Pompeo, for his part, told Netanyahu that the United States would henceforth regard the international Boycott, Divestment, Sanctions (BDS) movement as “anti-Semitic.”

The US would withdraw government support for groups in contact with the “hateful” Palestinian-led movement, which he liked to a “cancer.”

Netanyahu welcomed the announcement, saying “this sounds simply wonderful.”

Some 600,000 Israelis live in more than 200 settlements in the West Bank and East Jerusalem, which Palestinians hope to make their capital.

Israel refers to the land as Judea and Samaria, the Biblical names for the southern and northern West Bank. It also refers to it as “disputed territory” rather than “occupied territory.”

Psagot was the subject of a lawsuit in a top European court a year ago, which ruled that the vineyard’s products should be labelled as coming from a settlement, and not as products “made in Israel.”

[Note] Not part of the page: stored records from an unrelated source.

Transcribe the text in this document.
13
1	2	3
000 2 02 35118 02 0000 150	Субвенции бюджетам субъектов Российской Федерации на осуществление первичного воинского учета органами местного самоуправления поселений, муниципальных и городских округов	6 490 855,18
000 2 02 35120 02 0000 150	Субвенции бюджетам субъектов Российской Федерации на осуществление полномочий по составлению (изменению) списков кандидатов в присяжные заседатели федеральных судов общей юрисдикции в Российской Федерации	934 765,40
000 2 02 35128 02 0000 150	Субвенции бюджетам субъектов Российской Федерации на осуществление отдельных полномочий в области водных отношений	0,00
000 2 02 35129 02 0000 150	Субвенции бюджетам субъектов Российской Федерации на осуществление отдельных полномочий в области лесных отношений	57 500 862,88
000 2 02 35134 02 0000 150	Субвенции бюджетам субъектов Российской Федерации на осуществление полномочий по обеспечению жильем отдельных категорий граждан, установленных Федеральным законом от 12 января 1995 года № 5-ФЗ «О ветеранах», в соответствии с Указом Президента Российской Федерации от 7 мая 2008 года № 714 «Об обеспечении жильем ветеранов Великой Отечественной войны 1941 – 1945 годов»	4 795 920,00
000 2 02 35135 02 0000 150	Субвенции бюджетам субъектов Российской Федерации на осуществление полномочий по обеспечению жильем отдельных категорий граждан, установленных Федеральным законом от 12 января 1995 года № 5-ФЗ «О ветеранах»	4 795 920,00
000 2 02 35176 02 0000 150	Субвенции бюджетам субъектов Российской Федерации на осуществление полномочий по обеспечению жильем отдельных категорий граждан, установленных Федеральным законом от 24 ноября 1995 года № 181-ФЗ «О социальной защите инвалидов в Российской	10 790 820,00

The ruling angered Israel and was criticized by Washington. Pompeo later claimed that “the establishment of Israeli civilian settlements in the West Bank is not per se inconsistent with international law.”

Psagot subsequently named a wine after Pompeo.

Pompeo’s visit is overshadowed by Trump’s loss in the November 3 presidential election, although the outgoing president has so far refused to concede.

Trump’s administration still has the power to carry out foreign policy moves ahead of inauguration day on January 20.